4. Implement pub-sub node query based on node location (20th June)

This query syntax will be similar to the already proposed specification. Users may search for nodes located near them, or nodes located near an specific place in a specific range. The server then returns a list of the pub-sub nodes that complies with the location query. Depending on how much location information a client is willing to give, we may need to use reverse geolocation APIs, such as Google’s or OpenStreetMap.

5. Implement pub-sub node query based on node content: subscription data and metadata (27th June)

When queried for an specific content, the service is supposed to search through all metadata information of all pub-sub nodes in order to return the nodes that may provide that content. The challenge of this step relies on the query response time degradation. We may already include Apache Mahout during this step.

6. Implement user query based on his previous tastes (4th July)

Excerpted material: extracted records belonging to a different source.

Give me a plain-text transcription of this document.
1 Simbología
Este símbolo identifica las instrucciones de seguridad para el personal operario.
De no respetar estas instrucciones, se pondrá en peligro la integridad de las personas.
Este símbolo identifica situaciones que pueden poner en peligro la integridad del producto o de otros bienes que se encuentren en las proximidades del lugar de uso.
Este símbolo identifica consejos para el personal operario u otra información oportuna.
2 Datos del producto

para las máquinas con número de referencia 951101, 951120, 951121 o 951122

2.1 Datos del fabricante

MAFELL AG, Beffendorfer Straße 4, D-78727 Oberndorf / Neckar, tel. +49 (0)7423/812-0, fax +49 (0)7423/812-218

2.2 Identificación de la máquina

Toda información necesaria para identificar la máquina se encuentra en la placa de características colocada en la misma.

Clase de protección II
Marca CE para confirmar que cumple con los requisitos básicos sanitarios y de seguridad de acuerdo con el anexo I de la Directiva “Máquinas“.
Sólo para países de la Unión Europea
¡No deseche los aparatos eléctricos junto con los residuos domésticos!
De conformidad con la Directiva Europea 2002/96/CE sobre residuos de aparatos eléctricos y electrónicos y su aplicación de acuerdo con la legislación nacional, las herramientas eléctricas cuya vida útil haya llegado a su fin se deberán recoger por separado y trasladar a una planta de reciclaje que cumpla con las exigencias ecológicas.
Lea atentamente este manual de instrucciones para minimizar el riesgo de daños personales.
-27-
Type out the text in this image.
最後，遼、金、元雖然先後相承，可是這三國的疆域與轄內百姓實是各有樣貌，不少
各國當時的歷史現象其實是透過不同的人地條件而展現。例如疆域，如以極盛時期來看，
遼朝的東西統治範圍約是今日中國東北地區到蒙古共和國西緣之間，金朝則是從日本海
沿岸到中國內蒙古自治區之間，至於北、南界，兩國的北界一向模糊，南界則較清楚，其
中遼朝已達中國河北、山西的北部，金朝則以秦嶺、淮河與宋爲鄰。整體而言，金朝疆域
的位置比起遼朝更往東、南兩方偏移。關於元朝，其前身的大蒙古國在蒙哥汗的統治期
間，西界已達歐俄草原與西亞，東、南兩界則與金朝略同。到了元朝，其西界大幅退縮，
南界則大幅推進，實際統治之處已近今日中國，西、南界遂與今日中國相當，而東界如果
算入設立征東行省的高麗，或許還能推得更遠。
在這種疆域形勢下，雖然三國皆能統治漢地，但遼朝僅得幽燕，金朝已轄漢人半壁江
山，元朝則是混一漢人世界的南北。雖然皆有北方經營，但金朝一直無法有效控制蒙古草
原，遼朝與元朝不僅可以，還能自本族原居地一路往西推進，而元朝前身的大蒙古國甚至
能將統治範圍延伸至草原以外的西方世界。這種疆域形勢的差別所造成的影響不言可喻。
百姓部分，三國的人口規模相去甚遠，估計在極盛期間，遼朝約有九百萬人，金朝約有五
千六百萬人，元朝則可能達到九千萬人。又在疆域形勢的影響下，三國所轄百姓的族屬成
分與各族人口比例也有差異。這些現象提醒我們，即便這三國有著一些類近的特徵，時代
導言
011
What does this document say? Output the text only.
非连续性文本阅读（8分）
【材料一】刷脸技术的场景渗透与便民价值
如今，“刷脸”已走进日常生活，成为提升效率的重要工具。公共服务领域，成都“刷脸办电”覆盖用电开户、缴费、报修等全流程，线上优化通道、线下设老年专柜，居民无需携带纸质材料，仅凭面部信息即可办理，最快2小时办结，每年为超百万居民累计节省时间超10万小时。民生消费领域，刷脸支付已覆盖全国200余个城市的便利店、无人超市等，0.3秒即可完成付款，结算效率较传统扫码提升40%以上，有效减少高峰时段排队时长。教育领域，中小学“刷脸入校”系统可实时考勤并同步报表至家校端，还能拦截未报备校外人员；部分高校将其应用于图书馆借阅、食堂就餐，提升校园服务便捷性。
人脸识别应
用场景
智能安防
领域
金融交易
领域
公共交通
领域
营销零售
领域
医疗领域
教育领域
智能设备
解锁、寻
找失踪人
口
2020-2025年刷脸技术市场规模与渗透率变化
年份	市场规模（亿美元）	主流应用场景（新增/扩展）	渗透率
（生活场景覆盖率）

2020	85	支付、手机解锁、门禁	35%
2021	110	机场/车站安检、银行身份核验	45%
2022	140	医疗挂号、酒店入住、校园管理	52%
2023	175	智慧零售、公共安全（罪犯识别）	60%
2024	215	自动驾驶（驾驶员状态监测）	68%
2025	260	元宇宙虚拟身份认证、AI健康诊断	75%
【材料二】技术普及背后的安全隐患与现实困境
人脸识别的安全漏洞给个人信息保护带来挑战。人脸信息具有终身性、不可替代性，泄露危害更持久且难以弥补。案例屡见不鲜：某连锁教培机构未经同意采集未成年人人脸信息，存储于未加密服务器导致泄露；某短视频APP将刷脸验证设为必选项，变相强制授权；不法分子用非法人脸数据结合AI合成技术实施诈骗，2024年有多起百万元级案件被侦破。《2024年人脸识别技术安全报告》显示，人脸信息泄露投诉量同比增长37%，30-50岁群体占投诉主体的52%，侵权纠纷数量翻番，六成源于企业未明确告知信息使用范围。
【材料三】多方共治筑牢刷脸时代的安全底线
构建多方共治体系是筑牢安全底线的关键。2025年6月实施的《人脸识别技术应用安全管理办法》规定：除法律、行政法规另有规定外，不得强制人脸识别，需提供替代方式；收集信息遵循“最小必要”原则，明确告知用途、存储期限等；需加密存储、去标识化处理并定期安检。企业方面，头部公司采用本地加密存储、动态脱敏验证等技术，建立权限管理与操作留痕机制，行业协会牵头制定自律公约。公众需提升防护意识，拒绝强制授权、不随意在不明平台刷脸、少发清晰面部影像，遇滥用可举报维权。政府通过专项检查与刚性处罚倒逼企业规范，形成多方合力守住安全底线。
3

Include Apache Mahout. In this step we will include the Mahout learning machine, based on the demos we have written in the first step. That will allow the service to give the user recommendations based on his taste, or, more generally, given a jid, return other pub-sub nodes that would be interesting.

7. Implement user query based on node popularity (25th July)

Also, pub-sub nodes may be classified according to their popularity. In this step we will define a metric for nodes’ popularity and then include this information to the stored metadata. This metric can be as simple as a subscriber count or something more complex, like Google’s PageRank algorithm. The level of difficulty in this step will be proportional to the complexity of the metric chosen.

8. Evaluate the performance of the server (4th August)

In this step we will evaluate the response time degradation with a gradual increase in requests. We expect the system to perform well (do not degrade user experience) up to a rate of 1k queries/seconds. If the system performs worse than expected, this step will involve investigating and fixing what is causing poor performance. Some database techniques may be applied during this step, such DBMS tuning, caching, indexing and paging.

All implementation steps mentioned aboved are to be guided by tests.

Architecture

Architecture.png

PubSub Requirements

The following pubsub methods are required for the channel directory to work:


The firehose node is supposed to be named as /firehose, as for https://buddycloud.org/wiki/XMPP_XEP#Firehose

Although recommended, the firehose node is optional.